Netflix to release first-ever Welsh language TV show

The Welsh drama Dal y Mellt will be available in April with English subtitles.

Netflix has revealed it is releasing its first-ever Welsh language TV show on its platform.

The global streaming service said it has bought the licence for Dal y Mellt – a gritty crime thriller which follows a group of misfits as they come together to pull off a heist.

Adapted from a novel written by Iwan ‘Iwcs’ Roberts, Dal y Mellt – which translates as Catch The Lightning in English – was made by and aired on public service broadcaster S4C.

The series will be available on demand for UK audiences from April 2023 with English subtitles.

Benjamin King, Netflix’s director of public policy, UK and Northern Ireland, announced the news during a Welsh Affairs Committee evidence session on Wednesday.

Mr King said: “I’m actually very pleased to be able to share with the committee this morning that we are soon to announce that we have licenced a wonderful show from S4C in the Welsh language – Dal y Mellt – which aired on S4C last year, and it’s coming to Netflix in April.”

He told Welsh MPs that content made in Wales and about Welsh culture “travels extremely well” to audiences across the world.

And that Netflix could “play a helpful role in complementing the intent to promote and preserve the Welsh language”.

“The UK is one of the most important markets for Netflix, particularly in terms of production, and our investment in content,” Mr King said.

“We spend over a billion dollars every year here on UK-made content.

“But I think within the UK, Wales has consistently been the location for many of our most well-known and best loved shows.

“Most people are familiar with Sex Education and many people know as well that certain scenes from The Crown were filmed in Wales, but we also have a suite of other content that was made in Wales for example, our film Havoc, which is the largest feature film ever produced there,” he added.

Havoc, which stars Tom Hardy and Forest Whitaker and is about a detective who must rescue a politician’s estranged son after a drug deal goes awry, was filmed and produced at multiple locations in Wales and is due for release this year.
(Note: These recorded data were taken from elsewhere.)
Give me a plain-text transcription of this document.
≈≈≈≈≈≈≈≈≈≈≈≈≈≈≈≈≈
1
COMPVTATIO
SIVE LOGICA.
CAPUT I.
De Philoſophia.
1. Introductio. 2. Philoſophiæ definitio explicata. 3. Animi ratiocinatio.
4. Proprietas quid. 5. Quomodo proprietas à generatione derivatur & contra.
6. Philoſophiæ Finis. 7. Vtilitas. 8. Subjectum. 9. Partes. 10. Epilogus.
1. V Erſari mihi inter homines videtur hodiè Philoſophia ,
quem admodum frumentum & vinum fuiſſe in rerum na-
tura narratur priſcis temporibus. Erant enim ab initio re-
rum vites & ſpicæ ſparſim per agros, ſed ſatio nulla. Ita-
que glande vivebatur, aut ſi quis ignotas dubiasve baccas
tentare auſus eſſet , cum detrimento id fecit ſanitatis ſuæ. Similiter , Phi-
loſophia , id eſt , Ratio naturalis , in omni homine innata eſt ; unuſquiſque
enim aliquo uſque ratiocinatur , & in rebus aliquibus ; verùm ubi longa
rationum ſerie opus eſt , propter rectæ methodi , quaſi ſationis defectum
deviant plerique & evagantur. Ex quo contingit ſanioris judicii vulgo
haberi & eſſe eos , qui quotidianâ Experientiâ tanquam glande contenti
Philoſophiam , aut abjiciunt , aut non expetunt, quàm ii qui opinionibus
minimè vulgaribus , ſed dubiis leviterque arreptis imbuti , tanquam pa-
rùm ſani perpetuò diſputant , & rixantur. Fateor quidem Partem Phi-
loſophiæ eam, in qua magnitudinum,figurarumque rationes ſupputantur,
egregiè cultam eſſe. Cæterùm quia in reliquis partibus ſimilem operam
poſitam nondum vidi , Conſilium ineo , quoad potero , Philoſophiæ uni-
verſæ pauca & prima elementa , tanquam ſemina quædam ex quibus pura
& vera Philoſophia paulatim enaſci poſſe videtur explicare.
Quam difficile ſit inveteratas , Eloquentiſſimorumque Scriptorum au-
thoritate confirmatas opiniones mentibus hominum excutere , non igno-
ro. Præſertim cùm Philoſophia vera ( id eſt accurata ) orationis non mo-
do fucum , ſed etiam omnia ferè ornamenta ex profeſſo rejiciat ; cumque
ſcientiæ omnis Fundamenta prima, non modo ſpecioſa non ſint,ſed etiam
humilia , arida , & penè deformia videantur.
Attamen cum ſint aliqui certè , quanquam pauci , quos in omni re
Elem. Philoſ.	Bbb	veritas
A number of Welsh programmes have made its may onto the subscription service in recent years, including Hinterland and Keeping Faith, but were aired in the English language.

More recently Netflix has made Welsh subtitles available on certain blockbuster films such as The Adam Project and Red Notice because of lead actor Ryan Reynolds’ connection with Wales as the new owner of Wrexham Football Club.

Welcome To Wrexham, a sports documentary about Reynolds and Always Sunny In Philadelphia star Rob McElhenney’s purchase of the club, was released by Disney+ last summer.

Netflix is the most popular video-on-demand service in Wales, with 74% of viewers over 13 watching it last year, according to Ofcom.

The Welsh Government has a target of creating one million Welsh speakers in Wales by 2050. Despite this, the latest census showed the number of Welsh speakers had dropped to 17.8%.

The committee session also heard from the Association for Commercial Broadcasters and On-Demand Services (COBA), an industry body representing commercial broadcasters and on-demand services, whose members include Now TV, Sky and BT.

COBA executive director Adam Minns said a thriving film and TV production industry had grown in Wales and said the focus of governments should be on building on that “success story”.

“I think one of our biggest contributions has been to create jobs in Wales and stop the brain drain, which I believe has been a concern,” Mr Minns said.

“We’ve helped create an additional 1000 jobs over the last five years.

“We’ve gone from a situation where there was literally one shown being made in Wales 15 years ago to Cardiff being one of the biggest production centres in the UK at the moment.”

Mr Minns said the areas surrounding filming locations benefited economically and that scenes set in Wales promoted tourism to the country.